For continuous variables, the sample median (25^th percentile - 75^th percentile) is reported. For dichotomous variables, N (%) is reported.

In each sample, the Kruskal-Wallis test and the Chi-squared test were used to compare continuous and categorical characteristics, respectively, between patients who died within 30 days of admission and those who survived to 30 days following admission. In each sample, there were statistically significant differences in several baseline characteristics between those who died within 30 days of admission and those who survived to 30 days following admission.

Boosted classification trees for predicting 30-day AMI and CHF mortality

Each of the AMI and CHF samples was randomly divided into a derivation (or training) sample and a validation (or test) sample (the terms ‘derivation’ and ‘validation’ samples are predominantly used in the medical literature, while the terms ‘training’ and ‘test’ samples are used predominantly in the data mining and machine learning literature - we have chosen to use terminology from the medical literature in this article). Each derivation sample contained two thirds of the original sample, while each validation sample contained the remaining one third of the original sample.

Boosting using classification trees as the base classifier (G(X)) was used for classifying outcomes within 30 days of admission for patients hospitalized with either a diagnosis of AMI or CHF. This was done separately for each of the two diagnoses. Four different sets of classifiers were considered. First, we used ‘stumps’, or classification trees with only a depth of one (the root node is considered to have depth zero), and with two terminal nodes or leaves (a tree with depth k will have 2^k terminal nodes).
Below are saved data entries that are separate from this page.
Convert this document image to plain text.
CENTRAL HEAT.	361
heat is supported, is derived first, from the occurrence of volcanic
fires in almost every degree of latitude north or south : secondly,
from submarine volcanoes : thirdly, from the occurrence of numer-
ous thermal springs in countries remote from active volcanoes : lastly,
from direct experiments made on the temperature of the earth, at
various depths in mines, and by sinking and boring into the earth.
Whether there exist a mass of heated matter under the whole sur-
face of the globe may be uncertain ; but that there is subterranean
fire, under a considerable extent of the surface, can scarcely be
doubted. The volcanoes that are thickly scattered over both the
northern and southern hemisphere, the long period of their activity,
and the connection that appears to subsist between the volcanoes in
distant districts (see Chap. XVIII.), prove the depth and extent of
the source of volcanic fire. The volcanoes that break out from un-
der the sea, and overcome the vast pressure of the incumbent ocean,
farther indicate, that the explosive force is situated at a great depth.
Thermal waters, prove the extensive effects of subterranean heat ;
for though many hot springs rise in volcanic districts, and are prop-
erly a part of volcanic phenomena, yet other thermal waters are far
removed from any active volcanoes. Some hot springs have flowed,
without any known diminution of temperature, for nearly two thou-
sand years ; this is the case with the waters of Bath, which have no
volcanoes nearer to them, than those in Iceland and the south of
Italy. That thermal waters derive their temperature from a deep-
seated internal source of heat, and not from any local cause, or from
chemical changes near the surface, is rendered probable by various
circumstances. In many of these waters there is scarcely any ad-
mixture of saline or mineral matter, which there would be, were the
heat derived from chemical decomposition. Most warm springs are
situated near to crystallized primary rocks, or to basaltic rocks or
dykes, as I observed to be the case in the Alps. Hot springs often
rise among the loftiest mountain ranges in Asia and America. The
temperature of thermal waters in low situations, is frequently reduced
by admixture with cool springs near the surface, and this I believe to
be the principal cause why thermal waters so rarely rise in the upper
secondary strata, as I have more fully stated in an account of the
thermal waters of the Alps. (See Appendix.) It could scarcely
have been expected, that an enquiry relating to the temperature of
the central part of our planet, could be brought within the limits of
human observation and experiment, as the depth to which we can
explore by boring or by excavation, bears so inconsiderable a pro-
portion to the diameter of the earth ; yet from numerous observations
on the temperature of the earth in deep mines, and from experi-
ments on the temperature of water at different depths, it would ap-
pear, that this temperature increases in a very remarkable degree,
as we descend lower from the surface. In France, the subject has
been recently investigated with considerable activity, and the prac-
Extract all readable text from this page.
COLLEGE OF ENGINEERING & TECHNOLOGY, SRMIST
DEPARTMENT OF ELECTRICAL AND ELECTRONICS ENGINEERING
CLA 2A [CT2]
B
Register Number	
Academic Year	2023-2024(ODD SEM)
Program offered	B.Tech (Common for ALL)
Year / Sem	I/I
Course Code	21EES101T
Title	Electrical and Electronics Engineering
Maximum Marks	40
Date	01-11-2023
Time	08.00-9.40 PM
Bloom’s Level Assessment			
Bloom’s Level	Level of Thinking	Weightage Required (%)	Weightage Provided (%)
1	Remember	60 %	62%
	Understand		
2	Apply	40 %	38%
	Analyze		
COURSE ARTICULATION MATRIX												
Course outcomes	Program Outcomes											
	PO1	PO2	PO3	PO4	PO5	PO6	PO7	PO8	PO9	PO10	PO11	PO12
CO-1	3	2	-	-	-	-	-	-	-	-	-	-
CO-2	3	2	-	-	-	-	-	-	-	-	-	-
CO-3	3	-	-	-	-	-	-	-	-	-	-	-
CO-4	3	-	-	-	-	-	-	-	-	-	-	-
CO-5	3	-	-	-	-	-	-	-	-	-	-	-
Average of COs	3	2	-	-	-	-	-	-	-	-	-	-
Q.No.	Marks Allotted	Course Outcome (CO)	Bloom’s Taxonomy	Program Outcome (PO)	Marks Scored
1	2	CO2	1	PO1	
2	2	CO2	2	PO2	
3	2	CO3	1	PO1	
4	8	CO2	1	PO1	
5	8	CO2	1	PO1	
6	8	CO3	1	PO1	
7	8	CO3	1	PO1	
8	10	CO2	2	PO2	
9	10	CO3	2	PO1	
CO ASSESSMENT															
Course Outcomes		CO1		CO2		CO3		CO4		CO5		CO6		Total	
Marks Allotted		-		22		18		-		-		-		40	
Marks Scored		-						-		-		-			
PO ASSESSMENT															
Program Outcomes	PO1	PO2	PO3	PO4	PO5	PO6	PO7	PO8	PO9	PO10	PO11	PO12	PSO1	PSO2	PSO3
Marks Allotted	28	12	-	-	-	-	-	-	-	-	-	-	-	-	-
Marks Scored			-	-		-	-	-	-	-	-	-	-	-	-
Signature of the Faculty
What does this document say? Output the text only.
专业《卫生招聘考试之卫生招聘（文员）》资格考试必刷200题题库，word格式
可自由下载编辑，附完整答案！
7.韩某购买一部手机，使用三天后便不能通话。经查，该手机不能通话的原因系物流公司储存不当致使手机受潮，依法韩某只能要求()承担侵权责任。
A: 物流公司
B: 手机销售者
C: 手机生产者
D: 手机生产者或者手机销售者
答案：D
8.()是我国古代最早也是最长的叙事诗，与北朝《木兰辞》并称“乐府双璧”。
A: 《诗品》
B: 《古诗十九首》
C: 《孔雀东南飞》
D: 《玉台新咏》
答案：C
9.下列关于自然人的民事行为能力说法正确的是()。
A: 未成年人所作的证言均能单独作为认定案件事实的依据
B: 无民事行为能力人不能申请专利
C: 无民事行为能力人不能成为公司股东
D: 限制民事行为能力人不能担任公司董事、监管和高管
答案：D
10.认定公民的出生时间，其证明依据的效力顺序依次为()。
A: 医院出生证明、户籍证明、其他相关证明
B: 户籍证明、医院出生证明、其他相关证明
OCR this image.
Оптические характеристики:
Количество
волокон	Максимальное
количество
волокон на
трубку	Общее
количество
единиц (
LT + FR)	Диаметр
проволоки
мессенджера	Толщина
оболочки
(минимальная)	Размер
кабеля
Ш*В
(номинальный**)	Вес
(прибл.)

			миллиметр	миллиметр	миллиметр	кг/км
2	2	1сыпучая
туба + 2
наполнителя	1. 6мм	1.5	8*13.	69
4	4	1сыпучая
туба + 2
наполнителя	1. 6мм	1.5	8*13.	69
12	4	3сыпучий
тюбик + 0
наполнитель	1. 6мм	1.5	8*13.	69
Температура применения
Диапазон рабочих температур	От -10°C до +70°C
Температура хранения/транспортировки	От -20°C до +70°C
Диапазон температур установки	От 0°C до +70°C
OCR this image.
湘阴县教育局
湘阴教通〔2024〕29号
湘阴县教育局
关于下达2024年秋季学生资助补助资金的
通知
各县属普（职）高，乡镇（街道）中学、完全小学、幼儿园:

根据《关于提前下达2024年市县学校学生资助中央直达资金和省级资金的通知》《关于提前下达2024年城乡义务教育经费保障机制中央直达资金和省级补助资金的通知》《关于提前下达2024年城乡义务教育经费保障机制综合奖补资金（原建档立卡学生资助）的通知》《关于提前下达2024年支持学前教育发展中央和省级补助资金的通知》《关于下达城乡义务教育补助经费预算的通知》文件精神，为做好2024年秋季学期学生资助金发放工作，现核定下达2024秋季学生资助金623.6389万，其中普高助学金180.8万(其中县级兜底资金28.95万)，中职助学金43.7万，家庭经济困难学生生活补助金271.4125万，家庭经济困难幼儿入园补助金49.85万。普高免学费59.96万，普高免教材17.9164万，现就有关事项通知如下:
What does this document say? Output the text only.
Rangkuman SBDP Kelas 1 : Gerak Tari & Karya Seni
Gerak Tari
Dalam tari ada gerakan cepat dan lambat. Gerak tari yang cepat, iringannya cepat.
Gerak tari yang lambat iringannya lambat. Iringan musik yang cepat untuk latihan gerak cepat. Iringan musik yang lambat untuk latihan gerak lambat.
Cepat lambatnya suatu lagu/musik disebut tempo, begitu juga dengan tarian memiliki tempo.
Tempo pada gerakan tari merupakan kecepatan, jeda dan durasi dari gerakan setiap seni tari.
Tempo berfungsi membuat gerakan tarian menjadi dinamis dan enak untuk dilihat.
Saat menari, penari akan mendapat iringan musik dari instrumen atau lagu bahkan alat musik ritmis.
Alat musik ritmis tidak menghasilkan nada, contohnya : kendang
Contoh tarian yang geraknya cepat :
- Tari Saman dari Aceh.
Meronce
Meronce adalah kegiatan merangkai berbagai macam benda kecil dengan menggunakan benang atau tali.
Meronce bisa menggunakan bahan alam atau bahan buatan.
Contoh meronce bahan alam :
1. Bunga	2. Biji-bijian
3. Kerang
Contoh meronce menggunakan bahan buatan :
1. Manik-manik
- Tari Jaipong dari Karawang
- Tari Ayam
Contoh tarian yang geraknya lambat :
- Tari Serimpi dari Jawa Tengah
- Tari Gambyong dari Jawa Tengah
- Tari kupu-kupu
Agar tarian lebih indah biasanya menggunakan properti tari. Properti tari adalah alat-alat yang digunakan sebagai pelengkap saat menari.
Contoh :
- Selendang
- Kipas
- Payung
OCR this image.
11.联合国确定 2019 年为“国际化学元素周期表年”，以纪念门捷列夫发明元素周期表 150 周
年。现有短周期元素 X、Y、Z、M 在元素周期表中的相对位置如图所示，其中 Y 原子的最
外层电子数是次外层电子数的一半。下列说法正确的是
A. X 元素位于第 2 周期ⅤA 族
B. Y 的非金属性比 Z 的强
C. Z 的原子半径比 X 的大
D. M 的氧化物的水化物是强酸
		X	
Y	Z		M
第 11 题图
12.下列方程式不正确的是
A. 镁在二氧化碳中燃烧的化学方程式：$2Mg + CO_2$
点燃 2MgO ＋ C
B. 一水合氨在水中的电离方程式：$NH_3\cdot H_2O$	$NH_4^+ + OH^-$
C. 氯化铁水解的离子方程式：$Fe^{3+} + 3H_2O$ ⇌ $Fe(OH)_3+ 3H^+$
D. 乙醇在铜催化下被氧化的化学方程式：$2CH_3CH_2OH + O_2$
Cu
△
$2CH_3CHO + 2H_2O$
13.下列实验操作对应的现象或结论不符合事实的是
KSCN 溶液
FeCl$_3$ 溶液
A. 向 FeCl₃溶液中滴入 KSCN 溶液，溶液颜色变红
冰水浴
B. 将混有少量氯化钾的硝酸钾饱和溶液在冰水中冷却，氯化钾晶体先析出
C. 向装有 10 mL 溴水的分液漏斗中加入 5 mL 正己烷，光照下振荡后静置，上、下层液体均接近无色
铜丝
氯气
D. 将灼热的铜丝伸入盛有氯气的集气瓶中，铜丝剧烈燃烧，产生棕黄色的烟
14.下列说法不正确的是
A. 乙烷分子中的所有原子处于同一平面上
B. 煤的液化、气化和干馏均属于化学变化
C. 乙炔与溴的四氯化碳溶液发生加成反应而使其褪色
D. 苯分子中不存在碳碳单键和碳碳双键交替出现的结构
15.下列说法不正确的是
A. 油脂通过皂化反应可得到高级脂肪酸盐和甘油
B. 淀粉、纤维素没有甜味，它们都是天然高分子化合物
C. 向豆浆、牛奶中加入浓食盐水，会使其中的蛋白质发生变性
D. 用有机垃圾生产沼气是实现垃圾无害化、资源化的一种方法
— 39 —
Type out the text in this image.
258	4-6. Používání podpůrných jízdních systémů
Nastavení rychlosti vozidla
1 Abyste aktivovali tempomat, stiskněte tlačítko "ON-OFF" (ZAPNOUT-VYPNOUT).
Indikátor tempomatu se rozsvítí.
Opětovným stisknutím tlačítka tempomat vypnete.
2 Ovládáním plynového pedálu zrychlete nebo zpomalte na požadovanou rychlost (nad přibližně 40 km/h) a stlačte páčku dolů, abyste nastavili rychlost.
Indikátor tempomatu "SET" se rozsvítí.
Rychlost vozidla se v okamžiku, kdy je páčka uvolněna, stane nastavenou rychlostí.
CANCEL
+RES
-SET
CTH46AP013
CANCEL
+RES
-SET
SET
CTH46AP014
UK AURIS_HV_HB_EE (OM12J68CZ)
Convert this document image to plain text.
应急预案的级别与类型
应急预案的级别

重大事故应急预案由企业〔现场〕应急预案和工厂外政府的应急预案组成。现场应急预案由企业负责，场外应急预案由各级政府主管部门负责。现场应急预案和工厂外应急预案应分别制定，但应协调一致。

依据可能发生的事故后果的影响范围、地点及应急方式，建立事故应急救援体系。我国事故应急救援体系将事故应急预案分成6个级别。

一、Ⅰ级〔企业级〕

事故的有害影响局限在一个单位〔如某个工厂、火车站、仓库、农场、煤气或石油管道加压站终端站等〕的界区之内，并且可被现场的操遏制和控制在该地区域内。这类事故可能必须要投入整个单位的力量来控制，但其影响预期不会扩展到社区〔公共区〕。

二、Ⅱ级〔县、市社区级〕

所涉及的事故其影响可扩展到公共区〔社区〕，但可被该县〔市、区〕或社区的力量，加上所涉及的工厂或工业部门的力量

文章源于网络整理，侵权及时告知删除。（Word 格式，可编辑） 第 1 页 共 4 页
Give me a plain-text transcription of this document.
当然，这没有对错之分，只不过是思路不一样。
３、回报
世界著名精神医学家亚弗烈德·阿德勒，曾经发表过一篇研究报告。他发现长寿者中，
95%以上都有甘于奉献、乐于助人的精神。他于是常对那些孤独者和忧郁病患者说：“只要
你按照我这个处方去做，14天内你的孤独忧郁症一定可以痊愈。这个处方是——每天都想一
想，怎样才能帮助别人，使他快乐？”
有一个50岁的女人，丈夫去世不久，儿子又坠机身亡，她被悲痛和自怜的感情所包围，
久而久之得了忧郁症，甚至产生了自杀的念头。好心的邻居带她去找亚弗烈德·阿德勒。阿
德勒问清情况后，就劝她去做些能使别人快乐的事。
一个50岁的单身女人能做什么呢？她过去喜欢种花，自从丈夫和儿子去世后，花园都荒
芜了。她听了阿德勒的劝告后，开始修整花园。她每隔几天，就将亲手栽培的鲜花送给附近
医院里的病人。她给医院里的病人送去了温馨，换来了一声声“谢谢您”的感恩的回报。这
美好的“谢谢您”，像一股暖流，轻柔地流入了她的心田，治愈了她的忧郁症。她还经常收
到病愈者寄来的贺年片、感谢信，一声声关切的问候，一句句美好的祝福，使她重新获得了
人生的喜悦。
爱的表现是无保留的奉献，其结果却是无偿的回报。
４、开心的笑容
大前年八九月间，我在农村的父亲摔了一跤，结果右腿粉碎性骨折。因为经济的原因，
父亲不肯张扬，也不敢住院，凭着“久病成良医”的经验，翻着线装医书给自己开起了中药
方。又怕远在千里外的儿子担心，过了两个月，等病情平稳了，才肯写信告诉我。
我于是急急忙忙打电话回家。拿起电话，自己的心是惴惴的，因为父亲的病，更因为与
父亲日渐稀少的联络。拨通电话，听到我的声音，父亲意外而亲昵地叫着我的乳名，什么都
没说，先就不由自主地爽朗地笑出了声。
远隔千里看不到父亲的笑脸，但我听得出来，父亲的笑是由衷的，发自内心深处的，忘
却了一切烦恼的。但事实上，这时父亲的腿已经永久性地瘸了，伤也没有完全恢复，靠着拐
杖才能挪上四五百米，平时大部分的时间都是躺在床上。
We also used classification trees of depth 2, 3, and 4. For each boosted classification tree, 100 iterations were used (M = 100 in the Ada.Boost.M1 algorithm described in Section 2). The variables described in Tables 1 and 2 were considered as candidate predictor variables for classifying AMI and CHF mortality, respectively.

Classifications were obtained for each subject in each of the validation samples using the boosted classifiers grown in the respective derivation sample. The accuracy of the boosted classification trees was assessed in several ways. First, the overall misclassification rate was determined in the validation sample. Second, the sensitivity, specificity, positive predictive value, and negative predictive value were determined. Sensitivity is the proportion of subjects who died that were correctly classified as dying within 30 days of hospitalization. Specificity is the proportion of subjects who did not die within 30-days of admission that were correctly classified as not dying within 30 days of admission. The positive predictive value is the proportion of subjects who were classified as dying within 30 days of admission who did in fact die within 30 days of admission. Finally, the negative predictive value is the proportion of subjects who were classified as not dying within 30 days of admission who in fact did not die within 30 days of admission.

The Ada.Boost algorithm was implemented using the ada function from the identically named package available for use with the R statistical programming language [13-14].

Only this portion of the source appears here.